Today, FRWD sits as an agency of 35 employees, has a stable client base of growing companies and expects to exceed the $5 million revenue mark for the first time in two years.

“We tested and we learned and we know now what works with consumers,” Grudnowski said. “We know what time of day to hit them, what device and technology to use. We say we’re the engine you put inside the car, but we don’t design the car.”

One of FRWD’s most visible clients is Angie’s Boomchickapop, the organic snack food from the originators of Mankato-based Angie’s Kettle Corn.

Joe Driscoll, vice president of marketing for Boomchickapop, said he hired FRWD because of its flexibility in the agency world.

“They were willing to grow with us and adapt to our needs now, rather than provide a cookie-cutter approach,” Driscoll said. “We interviewed several agencies, and their approach to using analytics was key. Their collaborative style was important, too.”

From Facebook and Twitter to paid media, “they could tell us about consumer engagement rates, and they could tell us about our consumer,” Driscoll said.

“They gave us the numbers that validated our belief that our consumers are very passionate about organic, natural products, which spanned age groups as well as households,” he added.

With that knowledge, the client and the agency created distinctive colorful packaging for the Boomchickapop product line that features both gluten-free and non-GMO corn ingredients.

Grudnowski said the vision behind FRWD was that the agency-client model needed to evolve into a partnership from the ground up.

“It’s about how close the agency is involved in the decisionmaking of the client,” Grudnowski said.

“It used to be that the agency was brought in after the decision was made by the client: ‘We need a new app.
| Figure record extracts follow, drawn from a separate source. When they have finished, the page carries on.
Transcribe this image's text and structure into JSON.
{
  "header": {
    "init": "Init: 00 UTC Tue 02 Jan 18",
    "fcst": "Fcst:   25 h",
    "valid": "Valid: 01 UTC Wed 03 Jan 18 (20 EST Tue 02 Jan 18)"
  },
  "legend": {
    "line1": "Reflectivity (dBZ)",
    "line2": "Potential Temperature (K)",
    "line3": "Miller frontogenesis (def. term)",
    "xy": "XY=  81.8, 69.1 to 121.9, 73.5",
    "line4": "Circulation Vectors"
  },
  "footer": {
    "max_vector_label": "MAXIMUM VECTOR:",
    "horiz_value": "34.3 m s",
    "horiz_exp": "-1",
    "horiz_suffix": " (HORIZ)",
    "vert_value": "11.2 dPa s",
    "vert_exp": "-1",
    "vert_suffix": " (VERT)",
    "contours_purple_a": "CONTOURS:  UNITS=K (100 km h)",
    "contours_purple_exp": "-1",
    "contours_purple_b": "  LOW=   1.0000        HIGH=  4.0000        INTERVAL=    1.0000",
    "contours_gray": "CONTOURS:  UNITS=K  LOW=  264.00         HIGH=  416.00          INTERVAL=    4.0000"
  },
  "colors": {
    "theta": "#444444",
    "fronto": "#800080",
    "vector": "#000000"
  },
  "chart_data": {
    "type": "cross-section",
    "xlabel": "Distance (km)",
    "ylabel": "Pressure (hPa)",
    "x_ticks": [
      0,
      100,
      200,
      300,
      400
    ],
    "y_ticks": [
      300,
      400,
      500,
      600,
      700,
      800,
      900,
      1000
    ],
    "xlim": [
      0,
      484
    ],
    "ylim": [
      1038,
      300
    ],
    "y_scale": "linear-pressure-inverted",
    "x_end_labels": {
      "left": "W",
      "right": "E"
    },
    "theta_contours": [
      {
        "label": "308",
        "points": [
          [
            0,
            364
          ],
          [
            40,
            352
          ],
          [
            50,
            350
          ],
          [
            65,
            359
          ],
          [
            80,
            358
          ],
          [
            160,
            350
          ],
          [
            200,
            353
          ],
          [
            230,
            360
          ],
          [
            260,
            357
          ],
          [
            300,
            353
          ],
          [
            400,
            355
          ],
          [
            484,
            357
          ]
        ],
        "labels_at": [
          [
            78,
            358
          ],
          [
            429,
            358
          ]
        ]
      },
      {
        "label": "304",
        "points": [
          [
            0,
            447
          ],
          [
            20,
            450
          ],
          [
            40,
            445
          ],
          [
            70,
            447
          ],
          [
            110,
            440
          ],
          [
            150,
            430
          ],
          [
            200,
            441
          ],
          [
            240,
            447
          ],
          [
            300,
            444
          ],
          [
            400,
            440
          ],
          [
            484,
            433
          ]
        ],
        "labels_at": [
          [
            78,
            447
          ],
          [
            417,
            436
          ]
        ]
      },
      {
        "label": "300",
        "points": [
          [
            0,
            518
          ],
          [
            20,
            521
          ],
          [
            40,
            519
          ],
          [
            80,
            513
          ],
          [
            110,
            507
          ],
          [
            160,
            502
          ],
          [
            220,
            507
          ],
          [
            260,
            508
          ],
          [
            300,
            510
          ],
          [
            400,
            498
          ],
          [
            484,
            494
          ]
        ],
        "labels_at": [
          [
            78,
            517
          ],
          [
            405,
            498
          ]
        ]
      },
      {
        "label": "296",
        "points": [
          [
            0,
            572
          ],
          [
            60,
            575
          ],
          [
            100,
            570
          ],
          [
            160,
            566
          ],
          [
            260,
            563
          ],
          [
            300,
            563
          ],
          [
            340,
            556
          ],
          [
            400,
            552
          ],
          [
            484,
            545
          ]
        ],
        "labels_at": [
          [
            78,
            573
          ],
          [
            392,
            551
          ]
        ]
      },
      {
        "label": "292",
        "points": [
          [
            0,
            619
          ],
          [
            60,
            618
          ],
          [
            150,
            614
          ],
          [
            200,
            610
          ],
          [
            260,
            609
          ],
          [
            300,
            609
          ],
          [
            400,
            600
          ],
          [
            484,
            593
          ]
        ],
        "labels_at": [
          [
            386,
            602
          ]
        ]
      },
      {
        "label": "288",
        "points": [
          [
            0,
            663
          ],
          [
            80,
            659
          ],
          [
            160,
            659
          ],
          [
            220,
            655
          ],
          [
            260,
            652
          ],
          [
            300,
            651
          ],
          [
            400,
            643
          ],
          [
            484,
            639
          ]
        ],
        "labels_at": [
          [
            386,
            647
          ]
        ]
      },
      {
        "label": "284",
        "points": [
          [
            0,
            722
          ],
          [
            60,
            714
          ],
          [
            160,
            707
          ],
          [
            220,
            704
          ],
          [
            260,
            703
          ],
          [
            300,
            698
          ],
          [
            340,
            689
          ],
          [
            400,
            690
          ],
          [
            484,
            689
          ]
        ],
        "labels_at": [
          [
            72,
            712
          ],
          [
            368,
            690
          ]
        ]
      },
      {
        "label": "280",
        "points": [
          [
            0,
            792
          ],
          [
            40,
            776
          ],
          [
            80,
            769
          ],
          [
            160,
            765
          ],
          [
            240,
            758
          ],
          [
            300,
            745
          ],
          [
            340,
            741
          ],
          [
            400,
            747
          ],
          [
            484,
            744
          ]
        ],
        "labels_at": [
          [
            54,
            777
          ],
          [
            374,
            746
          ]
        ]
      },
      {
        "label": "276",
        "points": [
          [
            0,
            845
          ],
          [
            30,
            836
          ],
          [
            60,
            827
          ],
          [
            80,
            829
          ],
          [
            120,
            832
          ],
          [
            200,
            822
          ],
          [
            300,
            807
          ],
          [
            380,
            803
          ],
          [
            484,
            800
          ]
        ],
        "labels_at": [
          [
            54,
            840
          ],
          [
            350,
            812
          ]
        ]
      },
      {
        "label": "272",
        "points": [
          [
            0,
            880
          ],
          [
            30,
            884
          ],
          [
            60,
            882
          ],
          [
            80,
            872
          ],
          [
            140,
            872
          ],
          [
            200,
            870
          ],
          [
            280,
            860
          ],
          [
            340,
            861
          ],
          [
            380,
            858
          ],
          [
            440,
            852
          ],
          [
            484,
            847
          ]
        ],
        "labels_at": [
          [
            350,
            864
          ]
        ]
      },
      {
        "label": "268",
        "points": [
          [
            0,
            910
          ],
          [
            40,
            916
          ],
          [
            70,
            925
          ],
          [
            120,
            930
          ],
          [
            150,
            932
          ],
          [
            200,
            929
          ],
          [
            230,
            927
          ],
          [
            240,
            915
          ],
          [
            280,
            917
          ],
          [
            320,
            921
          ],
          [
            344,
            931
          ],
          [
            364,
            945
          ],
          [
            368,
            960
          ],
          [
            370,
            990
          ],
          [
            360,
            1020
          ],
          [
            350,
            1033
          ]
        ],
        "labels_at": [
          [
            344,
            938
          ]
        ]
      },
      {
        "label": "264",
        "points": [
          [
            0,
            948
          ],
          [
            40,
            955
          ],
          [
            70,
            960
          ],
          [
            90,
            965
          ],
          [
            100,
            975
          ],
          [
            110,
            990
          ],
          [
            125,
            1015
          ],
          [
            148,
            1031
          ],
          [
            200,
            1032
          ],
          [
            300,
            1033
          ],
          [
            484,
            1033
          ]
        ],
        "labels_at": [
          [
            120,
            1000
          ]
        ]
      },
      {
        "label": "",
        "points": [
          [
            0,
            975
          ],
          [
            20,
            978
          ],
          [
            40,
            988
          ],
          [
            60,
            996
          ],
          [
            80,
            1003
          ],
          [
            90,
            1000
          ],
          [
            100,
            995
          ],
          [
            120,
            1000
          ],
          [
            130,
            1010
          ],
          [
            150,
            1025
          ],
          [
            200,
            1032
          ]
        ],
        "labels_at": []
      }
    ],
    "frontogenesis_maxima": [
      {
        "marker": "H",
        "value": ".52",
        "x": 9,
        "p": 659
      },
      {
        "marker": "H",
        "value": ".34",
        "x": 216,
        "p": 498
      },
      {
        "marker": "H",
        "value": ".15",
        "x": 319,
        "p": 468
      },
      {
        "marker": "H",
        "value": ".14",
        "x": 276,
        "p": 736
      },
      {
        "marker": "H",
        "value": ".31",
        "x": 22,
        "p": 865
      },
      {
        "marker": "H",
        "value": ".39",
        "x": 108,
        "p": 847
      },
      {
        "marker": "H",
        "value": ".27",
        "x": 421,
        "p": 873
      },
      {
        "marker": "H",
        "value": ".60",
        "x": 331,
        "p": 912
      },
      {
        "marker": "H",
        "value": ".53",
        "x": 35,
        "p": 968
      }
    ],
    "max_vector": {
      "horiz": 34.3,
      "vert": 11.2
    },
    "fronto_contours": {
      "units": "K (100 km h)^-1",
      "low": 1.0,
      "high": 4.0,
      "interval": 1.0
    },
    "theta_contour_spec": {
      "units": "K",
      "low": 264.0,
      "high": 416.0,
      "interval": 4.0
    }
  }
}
We need a new website,’ ” he said. “Our model is to be a partner with the client before they send out an RFP.”

Moore said the agency shows clients which advertising medium works best with consumers. The first test might be video, then banner ads and then mobile.

“We want to show what creates the most exposure for the least amount of money,” Moore said.

FRWD’s mantra is “Small moves every day,” meaning no project is ever finished.

“We’re founded on media and data,” Grudnowski said. “The pace of change at companies is not nearly as fast as it is with media and technology.”